Fabrice, lui ôtant rapidement l’enfant des bras, l’étreignit, lui coucha de la main la tête sur son épaule. En même temps, d’un signe, il disait à Robert de ne pas répondre. Celui-ci, les yeux fixés sur ce couple enlacé, muet et froid, regardait pleurer Gatienne.

Clotilde, dépitée de l’inattention de Robert, pianotait de ses doigts impatients sur le dossier d’un fauteuil.

Ce tapotement remplit un moment le silence ; puis Mimi éclata tout à coup en sanglots.

Gatienne se redressa, balbutia quelques excuses et s’occupa de l’enfant.

Le résultat de cet incident fut une gêne assombrie qui régna jusqu’au dîner.

Puis les efforts de Fabrice, très affable et naturellement rieur, ramenèrent un enjouement qui sembla partagé par tout le monde.

Robert, ayant remarqué le soin que prenait Gatienne d’écarter de lui les enfants, s’appliqua à les attirer et y parvint. Au dessert, Claude à cheval sur l’un de ses genoux et Mimi assise sur l’autre mangeaient des noisettes dans son assiette.

Au bout d’un instant, tous les trois se tutoyaient. Et Fabrice plaisantait Robert sur ses dispositions pour la paternité. Clotilde, qui venait de rencontrer sous la table un pied quelque peu hardi, rougit si violemment, qu’elle ne remarqua pas la grande pâleur de Gatienne.

La jeune femme écoutait parler Robert, dont les paroles prenaient pour elle un sens poignant.

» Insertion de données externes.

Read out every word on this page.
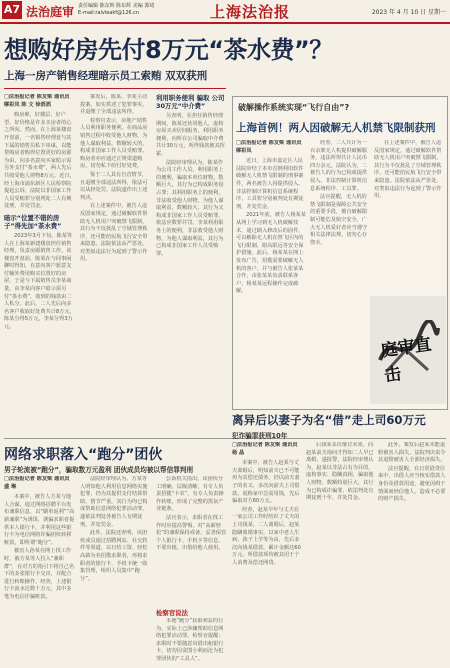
A7 法治庭审 责任编辑 陈东辉 陈东辉 美编 郭琦
E-mail:ralvleakf@126.cn	上海法治报	2023 年 4 月 10 日 星期一
想购好房先付8万元“茶水费”？
上海一房产销售经理暗示员工索贿 双双获刑
□法治报记者 陈友梁 通讯员 缪彩凤 陈 文 徐滔滔

购房难，好楼层、好户型、好价格是许多买房者的心之所向。然而，在上海某楼盘开盘前，一名销售经理竟与其下属的销售员私下串谋，以能帮购房者购得位置更好的房源为由，向多名意向买家暗示需另外支付“茶水费”，两人先后共收受他人财物8万元。近日，经上海市浦东新区人民检察院提起公诉，法院以非国家工作人员受贿罪分别判处二人有期徒刑，并处罚金。

暗示“位置不错的房子”得先加“茶水费”

2023年3月下旬，陈某等人在上海某新建楼盘担任销售经理，负责房源销售工作。该楼盘开盘前，陈某在与同事闲聊时得知，有意向客户愿意支付额外费用购买位置好的房屋，于是与下属销售员李某商量，由李某向客户暗示需另付“茶水费”，收到的钱款由二人私分。此后，二人先后向多名客户收取好处费共计8万元，陈某分得5万元，李某分得3万元。

案发后，陈某、李某主动投案，如实供述了犯罪事实，并退缴了全部违法所得。

检察官表示，房地产销售人员利用职务便利，在商品房销售过程中收受他人财物，为他人谋取利益，数额较大的，构成非国家工作人员受贿罪。购房者亦应通过正规渠道购房，切勿私下给付好处费。

鉴于二人具有自首情节，且退缴全部违法所得，依法可以从轻处罚。法院遂作出上述判决。

在上述案件中，被告人违反国家规定，通过破解软件帮助无人机用户突破禁飞限制，其行为不仅扰乱了空域管理秩序，还可能给民航飞行安全带来隐患。法院依法从严惩处，对类似违法行为起到了警示作用。

利用职务便利 骗取 公司 30万元“中介费”

另查明，在担任销售经理期间，陈某还伙同他人，虚构房屋买卖居间服务，利用职务便利，向所在公司骗取中介费共计30万元，所得钱款被其挥霍。

法院经审理认为，陈某作为公司工作人员，利用职务上的便利，骗取本单位财物，数额巨大，其行为已构成职务侵占罪；其利用职务上的便利，非法收受他人财物，为他人谋取利益，数额较大，其行为又构成非国家工作人员受贿罪，依法应数罪并罚。李某利用职务上的便利，非法收受他人财物，为他人谋取利益，其行为已构成非国家工作人员受贿罪。

破解操作系统实现“飞行自由”?
上海首例！两人因破解无人机禁飞限制获刑
□法治报记者 陈友梁 通讯员 缪彩凤

近日，上海市嘉定区人民法院审结了本市首例利用软件破解无人机禁飞限制的刑事案件，两名被告人因提供侵入、非法控制计算机信息系统程序、工具罪分别被判处有期徒刑，并处罚金。

2021年底，被告人杨某某从网上学习到无人机破解技术，通过刷入修改后的固件，可以解除无人机在禁飞区内的飞行限制、限高限远等安全保护措施。此后，杨某某在网上发布广告，招揽需要破解无人机的客户，并与被告人张某某合作，由张某某负责联系客户，杨某某远程操作完成破解。

经查，二人共计为一百余架无人机提供破解服务，违法所得共计人民币四万余元。法院认为，二被告人的行为已构成提供侵入、非法控制计算机信息系统程序、工具罪。

法官提醒，无人机的禁飞限制是保障公共安全的重要手段，擅自破解限制可能危及航空安全，广大无人机爱好者应当遵守相关法律法规，切勿心存侥幸。

在上述案件中，被告人违反国家规定，通过破解软件帮助无人机用户突破禁飞限制，其行为不仅扰乱了空域管理秩序，还可能给民航飞行安全带来隐患。法院依法从严惩处，对类似违法行为起到了警示作用。

庭审直击
网络求职落入“跑分”团伙
男子轮流被“跑分”，骗取数万元盈利 团伙成员均被以帮信罪判刑
□法治报记者 陈友梁 通讯员 盛 琳

本案中，被告人方某与他人合谋，通过网络招聘平台发布兼职信息，以“刷单返利”“高薪兼职”为诱饵，诱骗求职者提供本人银行卡，并利用这些银行卡为电信网络诈骗团伙转移赃款，即所谓“跑分”。

被害人孙某在网上找工作时，被方某等人拉入“兼职群”，在对方的指引下将自己名下的多张银行卡交出，并配合进行转账操作。经查，上述银行卡流水达数十万元，其中多笔为电信诈骗赃款。

法院经审理认为，方某等人明知他人利用信息网络实施犯罪，仍为其提供支付结算帮助，情节严重，其行为均已构成帮助信息网络犯罪活动罪，遂依法判处各被告人有期徒刑，并处罚金。

此外，法院还查明，该团伙成员通过招聘网站、社交软件等渠道，以日结工资、轻松高薪为名招揽求职者，再将求职者的银行卡、手机卡统一收集管理，组织人员集中“跑分”。

公诉机关指出，该团伙分工明确，层级清晰，有专人负责招揽“卡农”，有专人负责操作转账，形成了完整的黑灰产业链条。

法官表示，求职者在找工作时应提高警惕，对“高薪轻松”的兼职保持戒备，妥善保管个人银行卡、手机卡等信息，不要出租、出借给他人使用。

检察官说法

本地“跑分”获取利益的行为，实际上已涉嫌帮助信息网络犯罪活动罪。检察官提醒：求职时不要随意出借出租银行卡，切勿因贪图小利而沦为犯罪团伙的“工具人”。

离异后以妻子为名“借”走上司60万元
犯诈骗罪获刑10年
□法治报记者 陈友梁 通讯员 杨 晶

本案中，被告人赵某与丈夫离婚后，明知前夫已不可能再为其偿还债务，仍以前夫妻子的名义，多次向前夫上司借款，谎称家中急需用钱，先后骗取对方60万元。

经查，赵某早年与丈夫在一家公司工作时结识了丈夫的上司钱某。二人离婚后，赵某隐瞒离婚事实，以家中老人生病、孩子上学等为由，先后多次向钱某借款，累计金额达60万元，所借款项均被其用于个人消费及偿还网贷。

后钱某多次催讨未果，向赵某前夫询问才得知二人早已离婚，遂报警。法院经审理认为，赵某以非法占有为目的，虚构事实、隐瞒真相，骗取他人财物，数额特别巨大，其行为已构成诈骗罪，依法判处有期徒刑十年，并处罚金。

此外，案发后赵某未能退赔被害人损失。法院判决责令其退赔被害人全部经济损失。

法官提醒，在日常借贷往来中，出借人应当核实借款人身份及借款用途，避免因碍于情面而轻信他人，造成不必要的财产损失。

— Ô la petite coquette, disait-il à Mimi, elle porte son gâteau jusqu’à mes lèvres, et j’y ai à peine goûté qu’elle le retire avec malice. Savez-vous, mademoiselle, que c’est me donner l’envie de le croquer tout entier, et vous aussi par-dessus le marché ?

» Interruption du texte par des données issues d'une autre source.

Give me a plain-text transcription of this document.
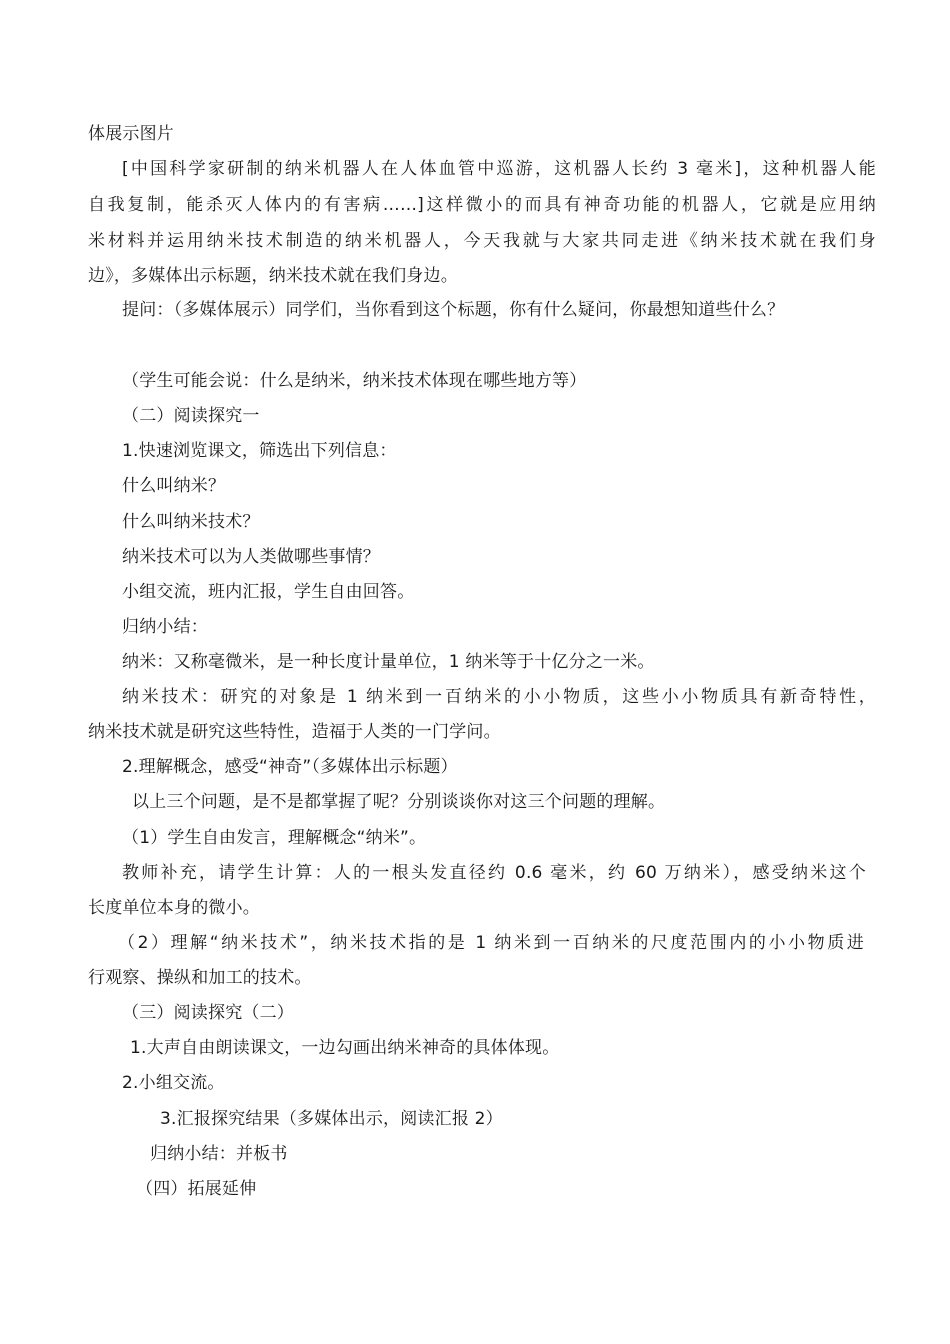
体展示图片
[中国科学家研制的纳米机器人在人体血管中巡游，这机器人长约 3 毫米]，这种机器人能
自我复制，能杀灭人体内的有害病……]这样微小的而具有神奇功能的机器人，它就是应用纳
米材料并运用纳米技术制造的纳米机器人，今天我就与大家共同走进《纳米技术就在我们身
边》，多媒体出示标题，纳米技术就在我们身边。
提问：（多媒体展示）同学们，当你看到这个标题，你有什么疑问，你最想知道些什么？
（学生可能会说：什么是纳米，纳米技术体现在哪些地方等）
（二）阅读探究一
1.快速浏览课文，筛选出下列信息：
什么叫纳米？
什么叫纳米技术？
纳米技术可以为人类做哪些事情？
小组交流，班内汇报，学生自由回答。
归纳小结：
纳米：又称毫微米，是一种长度计量单位，1 纳米等于十亿分之一米。
纳米技术：研究的对象是 1 纳米到一百纳米的小小物质，这些小小物质具有新奇特性，
纳米技术就是研究这些特性，造福于人类的一门学问。
2.理解概念，感受“神奇”（多媒体出示标题）
以上三个问题，是不是都掌握了呢？分别谈谈你对这三个问题的理解。
（1）学生自由发言，理解概念“纳米”。
教师补充，请学生计算：人的一根头发直径约 0.6 毫米，约 60 万纳米），感受纳米这个
长度单位本身的微小。
（2）理解“纳米技术”，纳米技术指的是 1 纳米到一百纳米的尺度范围内的小小物质进
行观察、操纵和加工的技术。
（三）阅读探究（二）
1.大声自由朗读课文，一边勾画出纳米神奇的具体体现。
2.小组交流。
3.汇报探究结果（多媒体出示，阅读汇报 2）
归纳小结：并板书
（四）拓展延伸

— Tu n’en auras plus, monsieur ; c’est pour papa, maintenant.

— Encore pour papa ?

Et il riait très fort :

— Oh ! que c’est laid, une demoiselle qui partage ainsi ses faveurs ! Je le tuerai, moi, ton vilain papa ; je suis jaloux…

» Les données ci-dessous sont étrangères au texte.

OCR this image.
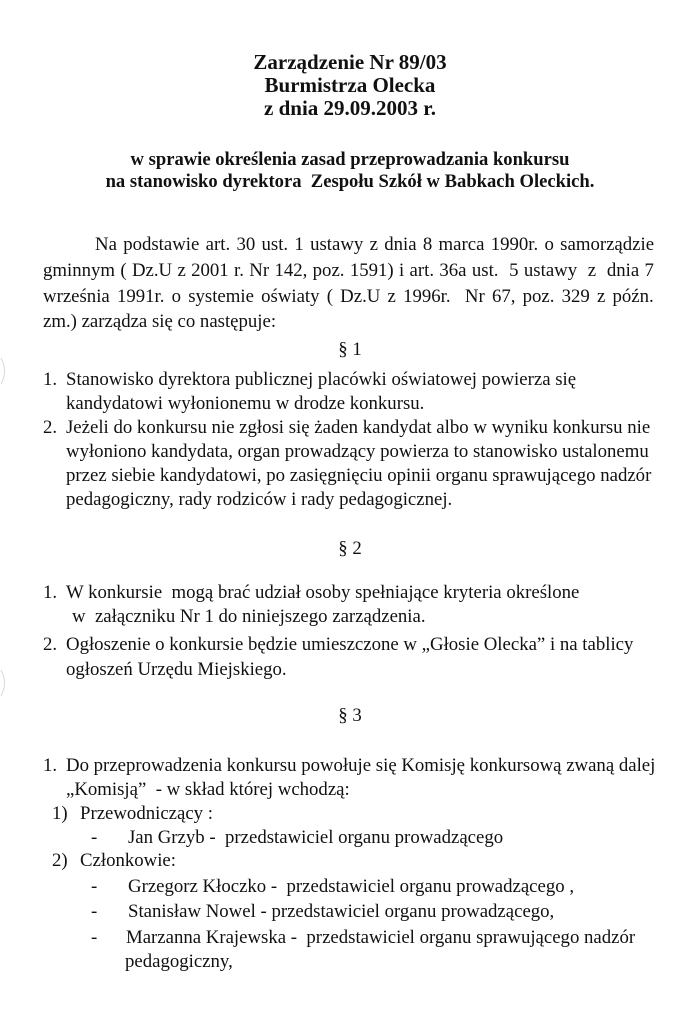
Zarządzenie Nr 89/03
Burmistrza Olecka
z dnia 29.09.2003 r.
w sprawie określenia zasad przeprowadzania konkursu
na stanowisko dyrektora  Zespołu Szkół w Babkach Oleckich.
Na podstawie art. 30 ust. 1 ustawy z dnia 8 marca 1990r. o samorządzie
gminnym ( Dz.U z 2001 r. Nr 142, poz. 1591) i art. 36a ust.  5 ustawy  z  dnia 7
września 1991r. o systemie oświaty ( Dz.U z 1996r.  Nr 67, poz. 329 z późn.
zm.) zarządza się co następuje:
§ 1
1. Stanowisko dyrektora publicznej placówki oświatowej powierza się
kandydatowi wyłonionemu w drodze konkursu.
2. Jeżeli do konkursu nie zgłosi się żaden kandydat albo w wyniku konkursu nie
wyłoniono kandydata, organ prowadzący powierza to stanowisko ustalonemu
przez siebie kandydatowi, po zasięgnięciu opinii organu sprawującego nadzór
pedagogiczny, rady rodziców i rady pedagogicznej.
§ 2
1. W konkursie  mogą brać udział osoby spełniające kryteria określone
w  załączniku Nr 1 do niniejszego zarządzenia.
2. Ogłoszenie o konkursie będzie umieszczone w „Głosie Olecka” i na tablicy
ogłoszeń Urzędu Miejskiego.
§ 3
1. Do przeprowadzenia konkursu powołuje się Komisję konkursową zwaną dalej
„Komisją”  - w skład której wchodzą:
1) Przewodniczący :
- Jan Grzyb -  przedstawiciel organu prowadzącego
2) Członkowie:
- Grzegorz Kłoczko -  przedstawiciel organu prowadzącego ,
- Stanisław Nowel - przedstawiciel organu prowadzącego,
- Marzanna Krajewska -  przedstawiciel organu sprawującego nadzór
pedagogiczny,
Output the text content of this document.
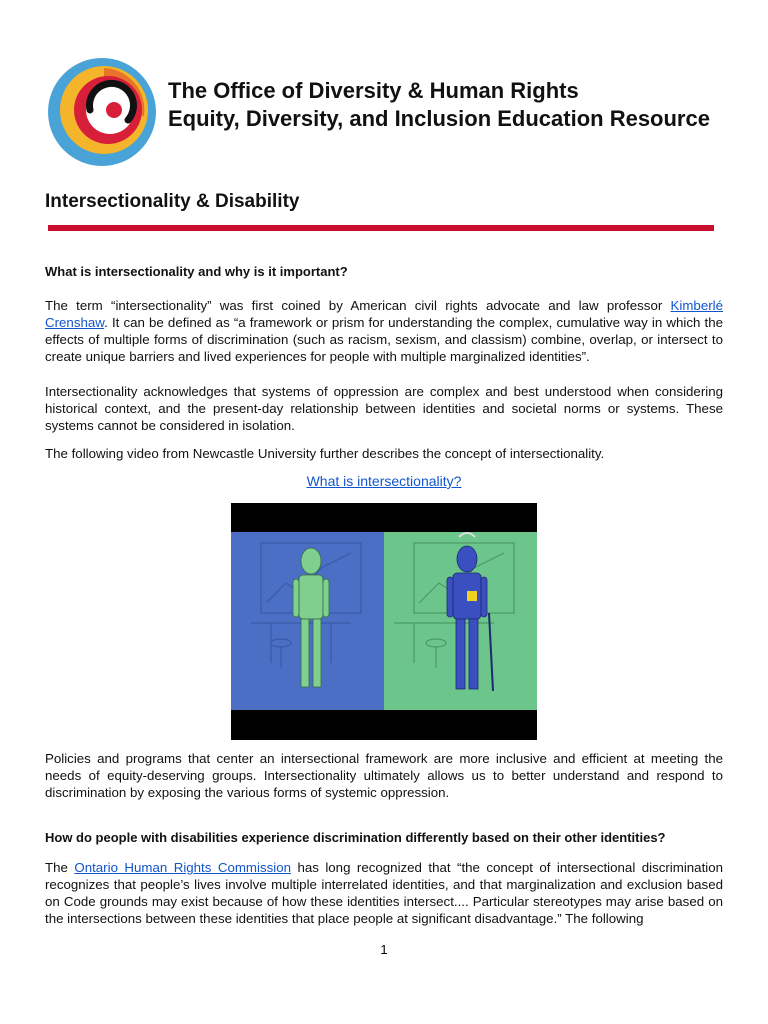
The Office of Diversity & Human Rights
Equity, Diversity, and Inclusion Education Resource
Intersectionality & Disability
What is intersectionality and why is it important?
The term “intersectionality” was first coined by American civil rights advocate and law professor Kimberlé Crenshaw. It can be defined as “a framework or prism for understanding the complex, cumulative way in which the effects of multiple forms of discrimination (such as racism, sexism, and classism) combine, overlap, or intersect to create unique barriers and lived experiences for people with multiple marginalized identities”.
Intersectionality acknowledges that systems of oppression are complex and best understood when considering historical context, and the present-day relationship between identities and societal norms or systems. These systems cannot be considered in isolation.
The following video from Newcastle University further describes the concept of intersectionality.
What is intersectionality?
Policies and programs that center an intersectional framework are more inclusive and efficient at meeting the needs of equity-deserving groups. Intersectionality ultimately allows us to better understand and respond to discrimination by exposing the various forms of systemic oppression.
How do people with disabilities experience discrimination differently based on their other identities?
The Ontario Human Rights Commission has long recognized that “the concept of intersectional discrimination recognizes that people’s lives involve multiple interrelated identities, and that marginalization and exclusion based on Code grounds may exist because of how these identities intersect.... Particular stereotypes may arise based on the intersections between these identities that place people at significant disadvantage.” The following
1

Et son regard, tout mouillé de rire, frappa comme un éclair le regard épouvanté de Gatienne.

La nuit était venue, on descendit sur la pelouse.

La chaleur restait accablante, sans un souffle d’air : de gros nuages bas voilaient à demi le ciel ; on suffoquait.

— Nous serions mieux sur l’eau, dit Clotilde à son frère ; si tu nous promenais ?

On attendit le retour de Gatienne, qui couchait les enfants.

Au moment d’embarquer, Fabrice se souvint.

— Non, dit-il à sa femme, tu ne viendras pas. Tu as peur. Aujourd’hui surtout, tu es toute nerveuse. Reste ; attends-nous.

Elle obéissait bien volontiers et remontait déjà le talus, lorsque Robert déclara qu’il allait demeurer pour lui tenir compagnie.

Alors, d’un geste vif, elle se rapprocha de la barque, prête à s’y élancer.

— Je ne veux pas vous priver de cette promenade, dit-elle. Je vous suis.

Fabrice la repoussa, inquiet, de sa voix troublée ; ses mains, qu’il tenait, étaient moites et tremblaient.

— Tu resteras, dit-il avec autorité, ou nous resterons tous.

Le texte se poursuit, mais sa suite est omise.